Unless you have numbers saying that a 16-unroll is better than an 8-unroll
(and then you should put those in the commit message), you do not need to
duplicate code, just add aarch64 definitions for the existing code.

---

I've now read the rest of the patches, and you're adding prefetch code
that is ARM-specific.  Please provide numbers separately for each
patch, not just in the cover letter.  The cover letter is lost when the
patch is committed, while the commit messages remain.

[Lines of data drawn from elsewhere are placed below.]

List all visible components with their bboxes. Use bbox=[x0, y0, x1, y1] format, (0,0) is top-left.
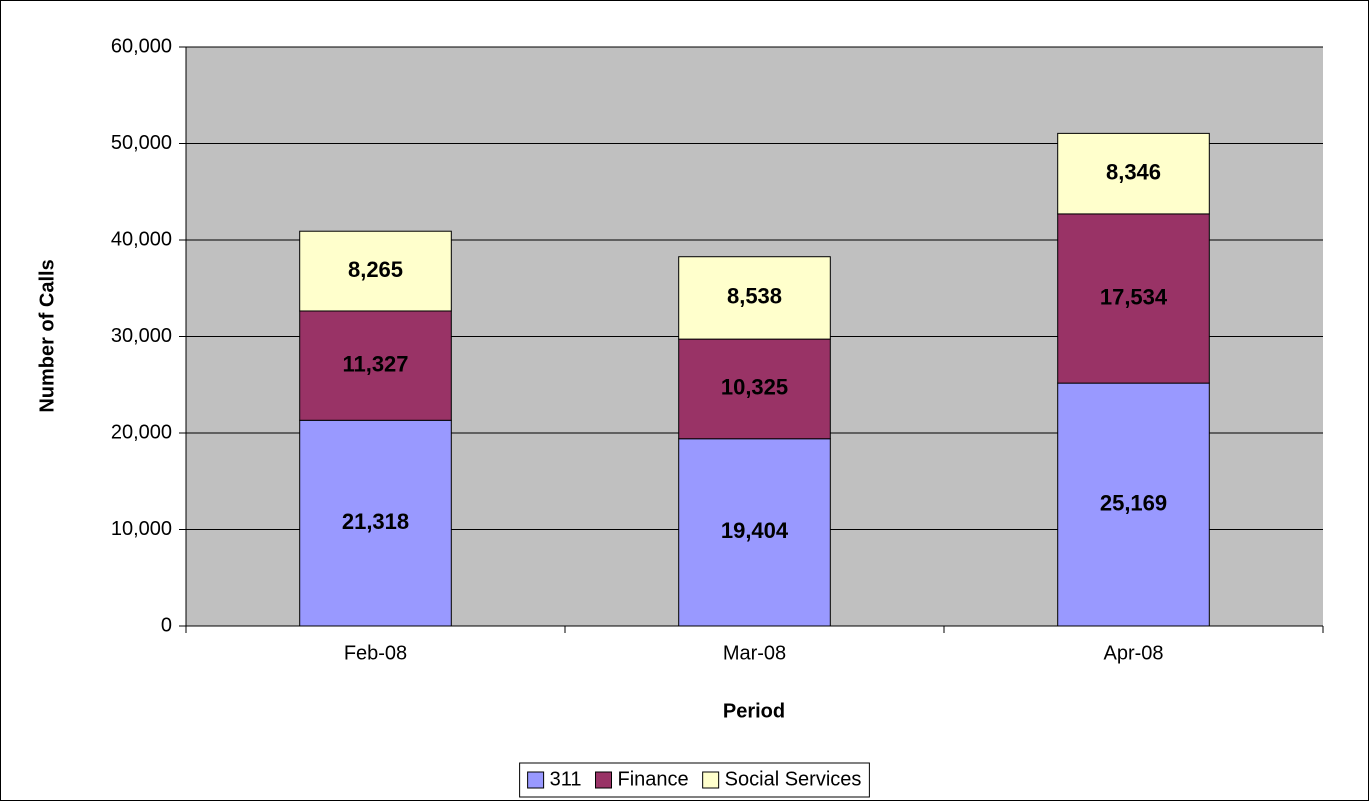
legend-label: 311 bbox=[550, 768, 582, 790]
bar-segment bbox=[678, 256, 831, 340]
bar-segment bbox=[678, 438, 831, 627]
data-label: 8,265 bbox=[348, 257, 403, 282]
bar-segment bbox=[299, 419, 452, 627]
data-label: 25,169 bbox=[1100, 490, 1167, 515]
data-label: 11,327 bbox=[342, 351, 408, 376]
data-label: 10,325 bbox=[721, 375, 788, 400]
y-tick-label: 20,000 bbox=[111, 421, 172, 443]
legend-label: Social Services bbox=[725, 768, 862, 790]
legend-label: Finance bbox=[618, 768, 689, 790]
y-tick-label: 40,000 bbox=[111, 228, 172, 250]
bar-segment bbox=[1057, 213, 1210, 384]
bar-segment bbox=[299, 310, 452, 421]
x-tick-label: Mar-08 bbox=[723, 642, 786, 664]
bar-segment bbox=[1057, 132, 1210, 215]
data-label: 19,404 bbox=[721, 518, 789, 543]
data-label: 21,318 bbox=[342, 509, 409, 534]
legend-swatch bbox=[527, 771, 545, 789]
y-tick-label: 0 bbox=[161, 614, 172, 636]
data-label: 8,346 bbox=[1106, 159, 1161, 184]
legend: 311 Finance Social Services bbox=[519, 762, 870, 798]
legend-swatch bbox=[595, 771, 613, 789]
y-tick-label: 30,000 bbox=[111, 325, 172, 347]
x-tick-label: Feb-08 bbox=[344, 642, 407, 664]
bar-segment bbox=[678, 338, 831, 440]
y-tick-label: 50,000 bbox=[111, 132, 172, 154]
y-axis-title: Number of Calls bbox=[36, 259, 58, 412]
x-tick-label: Apr-08 bbox=[1103, 642, 1163, 664]
y-tick-label: 60,000 bbox=[111, 35, 172, 57]
bar-segment bbox=[1057, 382, 1210, 627]
data-label: 8,538 bbox=[727, 284, 782, 309]
legend-swatch bbox=[702, 771, 720, 789]
x-axis-title: Period bbox=[723, 700, 785, 722]
legend-box bbox=[519, 762, 870, 798]
data-label: 17,534 bbox=[1100, 284, 1168, 309]
bar-segment bbox=[299, 230, 452, 312]
y-tick-label: 10,000 bbox=[111, 518, 172, 540]
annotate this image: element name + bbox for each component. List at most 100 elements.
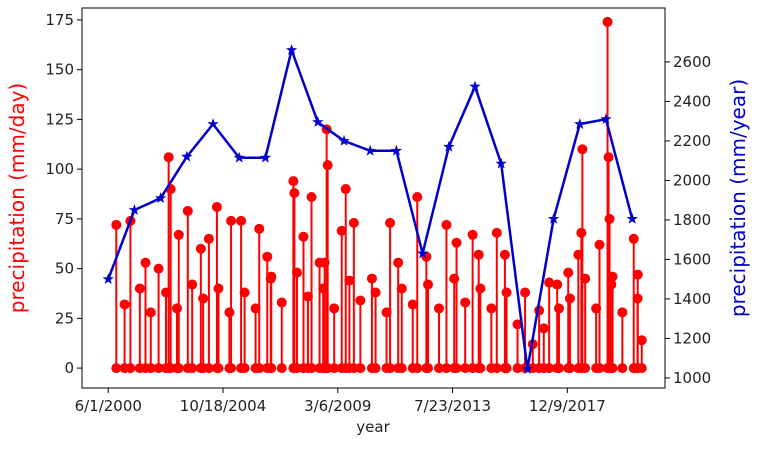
- stem-marker: [552, 279, 563, 290]
- stem-marker: [236, 215, 247, 226]
- stem-marker: [322, 160, 333, 171]
- stem-marker: [433, 303, 444, 314]
- stem-marker: [594, 239, 605, 250]
- stem-marker: [607, 271, 618, 282]
- stem-marker: [111, 219, 122, 230]
- y2-tick-label: 1600: [673, 250, 711, 268]
- stem-marker: [449, 273, 460, 284]
- stem-base-marker: [224, 363, 235, 374]
- plot-frame: [81, 7, 666, 389]
- stem-marker: [262, 251, 273, 262]
- stem-marker: [580, 273, 591, 284]
- stem-marker: [499, 249, 510, 260]
- stem-base-marker: [344, 363, 355, 374]
- stem-marker: [187, 279, 198, 290]
- x-tick-label: 12/9/2017: [529, 397, 606, 415]
- stem-marker: [591, 303, 602, 314]
- stem-marker: [198, 293, 209, 304]
- star-marker: [574, 118, 586, 129]
- star-marker: [102, 273, 114, 285]
- stem-base-marker: [276, 363, 287, 374]
- x-tick-label: 3/6/2009: [304, 397, 371, 415]
- stem-marker: [538, 323, 549, 334]
- y-tick-label: 150: [45, 61, 74, 79]
- stem-marker: [302, 291, 313, 302]
- y2-tick-label: 2600: [673, 53, 711, 71]
- stem-base-marker: [134, 363, 145, 374]
- stem-marker: [171, 303, 182, 314]
- stem-base-marker: [119, 363, 130, 374]
- star-marker: [181, 150, 193, 162]
- stem-marker: [396, 283, 407, 294]
- stem-marker: [173, 229, 184, 240]
- star-marker: [600, 113, 612, 125]
- stem-marker: [564, 293, 575, 304]
- stem-marker: [276, 297, 287, 308]
- stem-base-marker: [632, 363, 643, 374]
- y-tick-label: 75: [55, 210, 74, 228]
- stem-base-marker: [396, 363, 407, 374]
- stem-base-marker: [460, 363, 471, 374]
- stem-marker: [602, 16, 613, 27]
- stem-marker: [195, 243, 206, 254]
- stem-marker: [134, 283, 145, 294]
- stem-marker: [336, 225, 347, 236]
- stem-marker: [140, 257, 151, 268]
- y-tick-label: 0: [64, 359, 74, 377]
- star-marker: [312, 116, 324, 128]
- star-marker: [469, 80, 481, 92]
- star-marker: [390, 144, 403, 156]
- stem-base-marker: [291, 363, 302, 374]
- stem-marker: [606, 279, 617, 290]
- stem-marker: [632, 269, 643, 280]
- stem-marker: [318, 283, 329, 294]
- stem-marker: [153, 263, 164, 274]
- stem-base-marker: [564, 363, 575, 374]
- stem-base-marker: [265, 363, 276, 374]
- stem-marker: [451, 237, 462, 248]
- stem-marker: [239, 287, 250, 298]
- star-marker: [626, 212, 638, 224]
- stem-marker: [473, 249, 484, 260]
- stem-base-marker: [250, 363, 261, 374]
- y2-tick-label: 2400: [673, 92, 711, 110]
- stem-marker: [145, 307, 156, 318]
- stem-base-marker: [171, 363, 182, 374]
- stem-marker: [289, 188, 300, 199]
- stem-marker: [329, 303, 340, 314]
- stem-marker: [203, 233, 214, 244]
- stem-base-marker: [370, 363, 381, 374]
- stem-marker: [348, 217, 359, 228]
- x-axis-label: year: [356, 418, 390, 436]
- stem-marker: [344, 275, 355, 286]
- stem-marker: [412, 192, 423, 203]
- stem-base-marker: [449, 363, 460, 374]
- stem-marker: [366, 273, 377, 284]
- stem-base-marker: [433, 363, 444, 374]
- stem-marker: [385, 217, 396, 228]
- stem-marker: [119, 299, 130, 310]
- stem-base-marker: [486, 363, 497, 374]
- stem-marker: [441, 219, 452, 230]
- y-axis-label: precipitation (mm/day): [5, 83, 29, 313]
- stem-base-marker: [329, 363, 340, 374]
- y-tick-label: 50: [55, 260, 74, 278]
- stem-base-marker: [355, 363, 366, 374]
- star-marker: [364, 144, 376, 156]
- y-tick-label: 125: [45, 110, 74, 128]
- star-marker: [154, 192, 167, 204]
- stem-base-marker: [153, 363, 164, 374]
- stem-marker: [340, 184, 351, 195]
- stem-base-marker: [407, 363, 418, 374]
- y2-tick-label: 1200: [673, 329, 711, 347]
- stem-marker: [460, 297, 471, 308]
- x-tick-label: 7/23/2013: [414, 397, 491, 415]
- stem-marker: [288, 176, 299, 187]
- stem-base-marker: [160, 363, 171, 374]
- stem-marker: [501, 287, 512, 298]
- stem-marker: [224, 307, 235, 318]
- y-tick-label: 100: [45, 160, 74, 178]
- star-marker: [207, 118, 219, 129]
- stem-base-marker: [145, 363, 156, 374]
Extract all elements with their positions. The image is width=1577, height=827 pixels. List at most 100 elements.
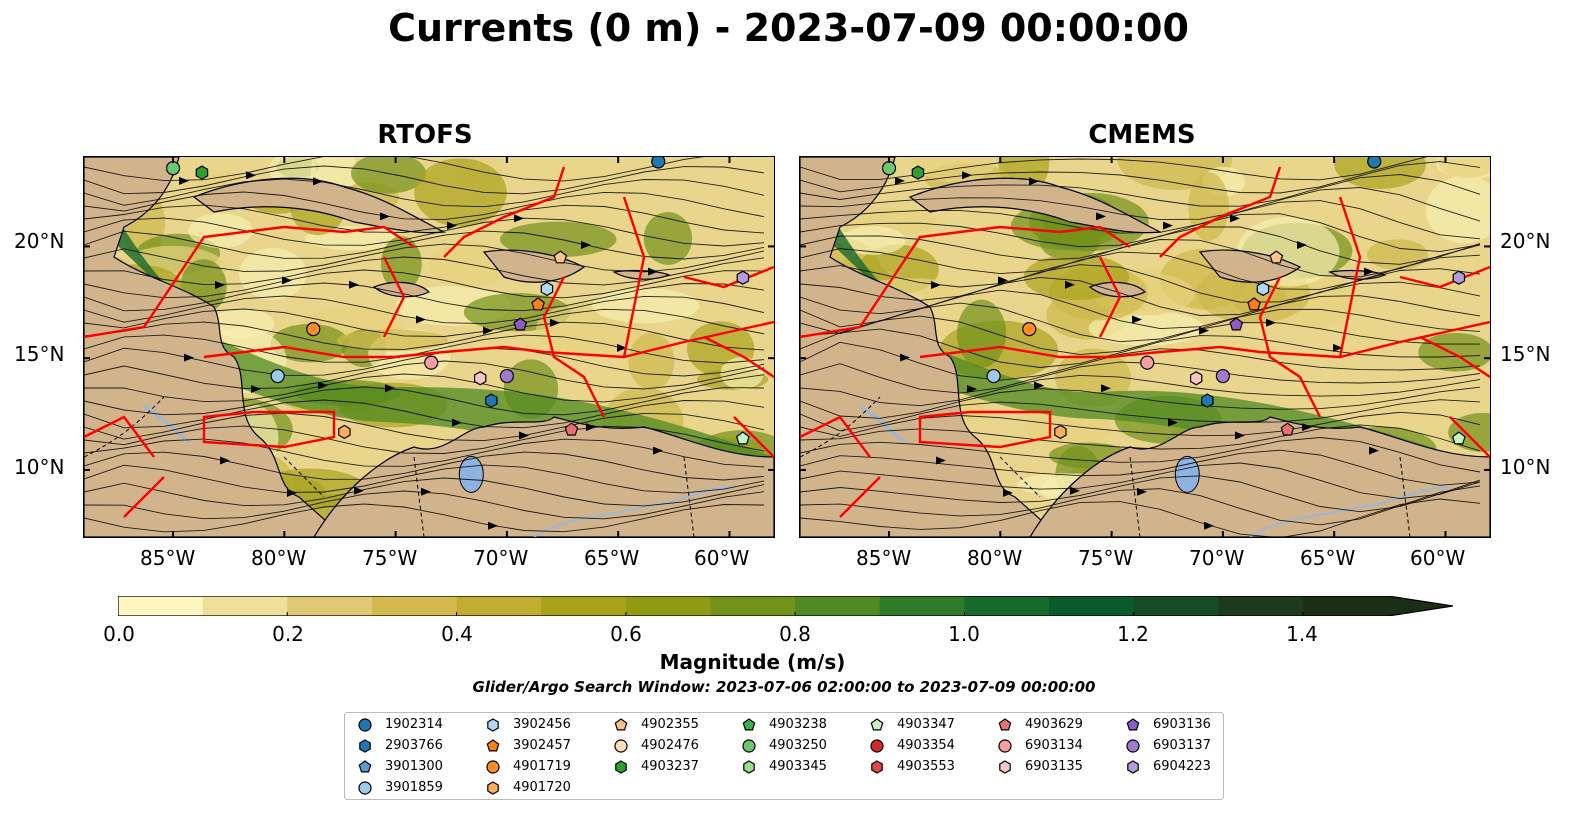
pentagon-marker-icon: [742, 718, 756, 731]
lat-label-15n-left: 15°N: [14, 342, 65, 366]
hexagon-marker-icon: [359, 739, 371, 753]
streamline: [800, 264, 1481, 303]
streamline-arrow: [184, 353, 194, 362]
legend-label: 4903347: [897, 717, 955, 732]
speed-blob: [840, 226, 906, 255]
legend-label: 1902314: [385, 717, 443, 732]
colorbar-segment: [1049, 596, 1135, 616]
streamline: [800, 424, 1481, 452]
colorbar-segment: [1133, 596, 1219, 616]
map-cmems[interactable]: [799, 156, 1491, 538]
colorbar-segment: [202, 596, 288, 616]
lake-nicaragua: [143, 405, 190, 444]
legend-marker: [614, 718, 628, 731]
speed-blob: [643, 212, 693, 265]
float-marker-1902314: [651, 157, 666, 169]
streamline-arrow: [488, 521, 498, 530]
float-marker-4903250: [165, 161, 181, 176]
lon-label-80w-left: 80°W: [251, 546, 307, 570]
float-marker-2903766: [485, 393, 498, 408]
hexagon-marker-icon: [743, 760, 755, 774]
streamline-arrow: [220, 456, 230, 465]
float-marker-3902457: [1247, 297, 1261, 311]
streamline-arrow: [1065, 280, 1075, 289]
legend-marker: [870, 739, 884, 753]
streamline: [84, 308, 765, 337]
legend-marker: [486, 739, 500, 752]
float-marker-3902456: [1256, 281, 1270, 297]
float-marker-6903135: [1190, 371, 1203, 386]
colorbar-segment: [879, 596, 965, 616]
legend-marker: [358, 760, 372, 773]
lat-label-15n-right: 15°N: [1500, 342, 1551, 366]
streamline-arrow: [421, 487, 431, 496]
streamline-arrow: [1163, 221, 1173, 230]
legend-marker: [742, 718, 756, 731]
land-mass: [800, 157, 1061, 537]
legend-marker: [487, 781, 499, 795]
streamline-arrow: [483, 326, 493, 335]
land-mass: [313, 416, 774, 537]
circle-marker-icon: [870, 739, 884, 753]
colorbar-tick-4: 0.8: [779, 622, 811, 646]
streamline-arrow: [452, 418, 462, 427]
search-window-text: Glider/Argo Search Window: 2023-07-06 02…: [472, 678, 1096, 696]
colorbar-tick-3: 0.6: [610, 622, 642, 646]
circle-marker-icon: [358, 718, 372, 732]
float-marker-3901859: [270, 368, 285, 384]
lon-label-65w-right: 65°W: [1300, 546, 1356, 570]
streamline: [84, 178, 765, 208]
streamline: [800, 328, 1481, 368]
streamline: [800, 361, 1481, 394]
legend-label: 4903553: [897, 759, 955, 774]
float-marker-4903347: [735, 431, 750, 445]
hexagon-marker-icon: [999, 760, 1011, 774]
streamline: [800, 200, 1481, 240]
float-marker-4903237: [911, 165, 925, 180]
legend-marker: [998, 718, 1012, 731]
boundary-line: [683, 265, 774, 458]
hexagon-marker-icon: [871, 760, 883, 774]
lon-label-60w-right: 60°W: [1410, 546, 1466, 570]
streamline-arrow: [1034, 381, 1044, 390]
boundary-line: [919, 320, 1490, 359]
streamline: [84, 204, 765, 234]
legend-marker: [358, 781, 372, 795]
streamline-arrow: [380, 212, 390, 221]
speed-blob: [914, 157, 997, 183]
float-marker-3901859: [986, 368, 1001, 384]
hexagon-marker-icon: [1127, 760, 1139, 774]
float-marker-6903137: [499, 368, 515, 384]
streamline: [800, 462, 1481, 499]
boundary-line: [918, 410, 1052, 449]
streamline: [84, 386, 765, 416]
circle-marker-icon: [998, 739, 1012, 753]
streamline-arrow: [1266, 318, 1276, 327]
legend-marker: [871, 760, 883, 774]
legend-label: 2903766: [385, 738, 443, 753]
boundary-line: [382, 166, 566, 338]
lon-label-70w-left: 70°W: [473, 546, 529, 570]
map-rtofs[interactable]: [83, 156, 775, 538]
legend-label: 4903250: [769, 738, 827, 753]
float-marker-4902355: [1269, 250, 1284, 264]
streamline: [84, 451, 765, 481]
streamline: [800, 399, 1481, 432]
streamline-arrow: [179, 176, 189, 185]
streamline: [84, 438, 765, 468]
float-marker-6903137: [1215, 368, 1231, 384]
streamline: [800, 411, 1481, 437]
colorbar-segment: [795, 596, 881, 616]
streamline-arrow: [385, 384, 395, 393]
streamline: [800, 498, 1481, 537]
streamline: [800, 386, 1481, 419]
hexagon-marker-icon: [487, 781, 499, 795]
streamline-arrow: [1235, 431, 1245, 440]
streamline: [800, 187, 1481, 222]
streamline-arrow: [318, 381, 328, 390]
river: [1249, 486, 1451, 537]
streamline: [800, 161, 1481, 194]
legend-marker: [615, 760, 627, 774]
streamline: [800, 374, 1481, 407]
streamline: [84, 360, 765, 390]
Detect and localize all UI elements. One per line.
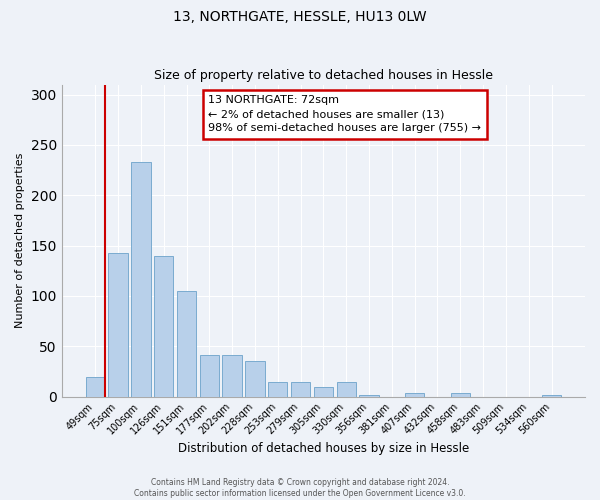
Bar	[337, 382, 356, 396]
Bar	[177, 291, 196, 397]
Bar	[359, 394, 379, 396]
Bar	[291, 382, 310, 396]
Y-axis label: Number of detached properties: Number of detached properties	[15, 153, 25, 328]
Bar	[268, 382, 287, 396]
Bar	[86, 376, 105, 396]
Bar	[109, 252, 128, 396]
Text: 13, NORTHGATE, HESSLE, HU13 0LW: 13, NORTHGATE, HESSLE, HU13 0LW	[173, 10, 427, 24]
Bar	[314, 386, 333, 396]
Bar	[131, 162, 151, 396]
Bar	[223, 356, 242, 397]
Bar	[405, 392, 424, 396]
Bar	[200, 356, 219, 397]
Text: 13 NORTHGATE: 72sqm
← 2% of detached houses are smaller (13)
98% of semi-detache: 13 NORTHGATE: 72sqm ← 2% of detached hou…	[208, 96, 481, 134]
Text: Contains HM Land Registry data © Crown copyright and database right 2024.
Contai: Contains HM Land Registry data © Crown c…	[134, 478, 466, 498]
Bar	[451, 392, 470, 396]
Title: Size of property relative to detached houses in Hessle: Size of property relative to detached ho…	[154, 69, 493, 82]
Bar	[154, 256, 173, 396]
Bar	[542, 394, 561, 396]
X-axis label: Distribution of detached houses by size in Hessle: Distribution of detached houses by size …	[178, 442, 469, 455]
Bar	[245, 362, 265, 396]
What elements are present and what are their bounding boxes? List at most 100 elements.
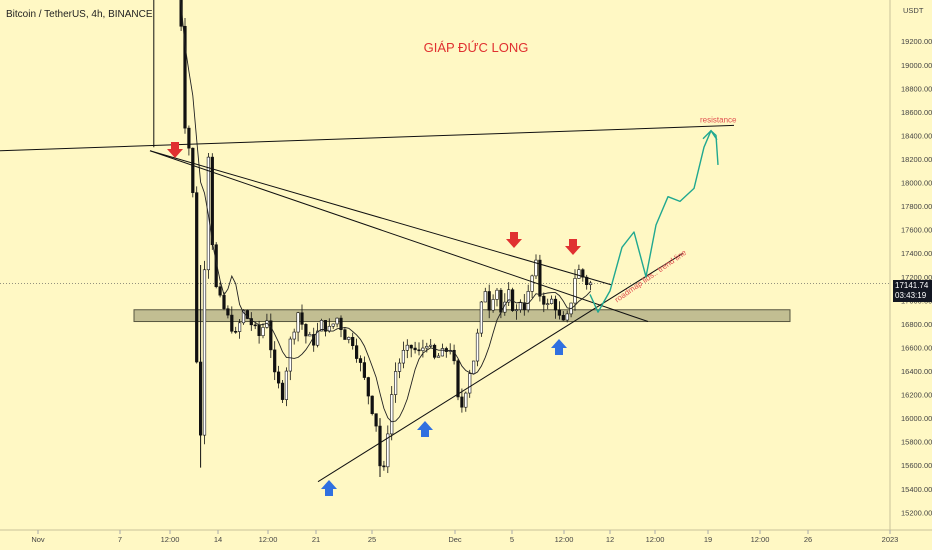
candle-body (354, 345, 359, 359)
candle-body (288, 338, 292, 372)
candle-body (331, 323, 335, 327)
author-text: GIÁP ĐỨC LONG (423, 40, 529, 55)
price-axis-panel (890, 0, 932, 550)
descending-trendline-upper (149, 150, 613, 286)
candle-body (222, 294, 226, 309)
candle-body (456, 360, 460, 398)
price-tick-label: 18200.00 (901, 155, 932, 164)
candle-body (468, 373, 472, 394)
candle-body (273, 349, 277, 373)
time-tick-label: 7 (118, 535, 122, 544)
support-zone (133, 309, 791, 323)
candle-body (577, 269, 581, 279)
sell-arrow-icon (167, 142, 183, 158)
price-tick-label: 16600.00 (901, 343, 932, 352)
price-tick-label: 15600.00 (901, 461, 932, 470)
countdown-tag: 03:43:19 (893, 290, 932, 302)
price-tick-label: 19200.00 (901, 37, 932, 46)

On top of this, "With these changes, total migration time comes down
from 10 seconds to 2.5 seconds" is not a reproducible experiment.
What was the RAM size?  Was the guest just booted and idle, or was
there a workload?  What was the host?

Thanks,

Paolo

> +/*
> + * Zero page/buffer checking using SIMD(Neon)
> + */
> +
> +static bool
> +can_use_buffer_find_nonzero_offset_neon(const void *buf, size_t len)
> +{
> +    return (len % (BUFFER_FIND_NONZERO_OFFSET_UNROLL_FACTOR_NEON
> +                   * sizeof(NEON_VECTYPE)) == 0
> +            && ((uintptr_t) buf) % sizeof(NEON_VECTYPE) == 0);
> +}
> +
> +static size_t buffer_find_nonzero_offset_neon(const void *buf, size_t len)
> +{
> +    size_t i;
> +    NEON_VECTYPE qword0, qword1, qword2, qword3, qword4, qword5, qword6;
> +    uint64_t const *data = buf;
> +
> +    if (!len) {
> +        return 0;
> +    }
> +
> +    assert(can_use_buffer_find_nonzero_offset_neon(buf, len));
> +    len /= sizeof(unsigned long);
> +
> +    for (i = 0; i < len; i += BUFFER_FIND_NONZERO_OFFSET_UNROLL_FACTOR_NEON)
> {
> +        qword0 = NEON_LOAD_N_ORR(data[i], data[i + 2]);
> +        qword1 = NEON_LOAD_N_ORR(data[i + 4], data[i + 6]);
> +        qword2 = NEON_LOAD_N_ORR(data[i + 8], data[i + 10]);
> +        qword3 = NEON_LOAD_N_ORR(data[i + 12], data[i + 14]);
> +        qword4 = NEON_ORR(qword0, qword1);
> +        qword5 = NEON_ORR(qword2, qword3);
> +        qword6 = NEON_ORR(qword4, qword5);
> +
> +        if (NEON_NOT_EQ_ZERO(qword6)) {
> +            break;
> +        }
> +    }
> +
> +    return i * sizeof(unsigned long);
> +}
> +
> +static inline bool neon_support(void)
> +{
> +    /*
> +     * Check if neon feature is supported.
> +     * By default neon is supported for aarch64.
> +     */
> +    return true;

Then everything below this function is not necessary.

Paolo

> +}
> +
> +bool can_use_buffer_find_nonzero_offset(const void *buf, size_t len)
> +{
> +    return neon_support() ? can_use_buffer_find_nonzero_offset_neon(buf,
> len) :
> +           can_use_buffer_find_nonzero_offset_inner(buf, len);
> +}
> +
> +size_t buffer_find_nonzero_offset(const void *buf, size_t len)
> +{
> +    return neon_support() ? buffer_find_nonzero_offset_neon(buf, len) :
> +           buffer_find_nonzero_offset_inner(buf, len);
> +}
>  #else
>  bool can_use_buffer_find_nonzero_offset(const void *buf, size_t len)
>  {
> --
> 1.7.9.5
> 
>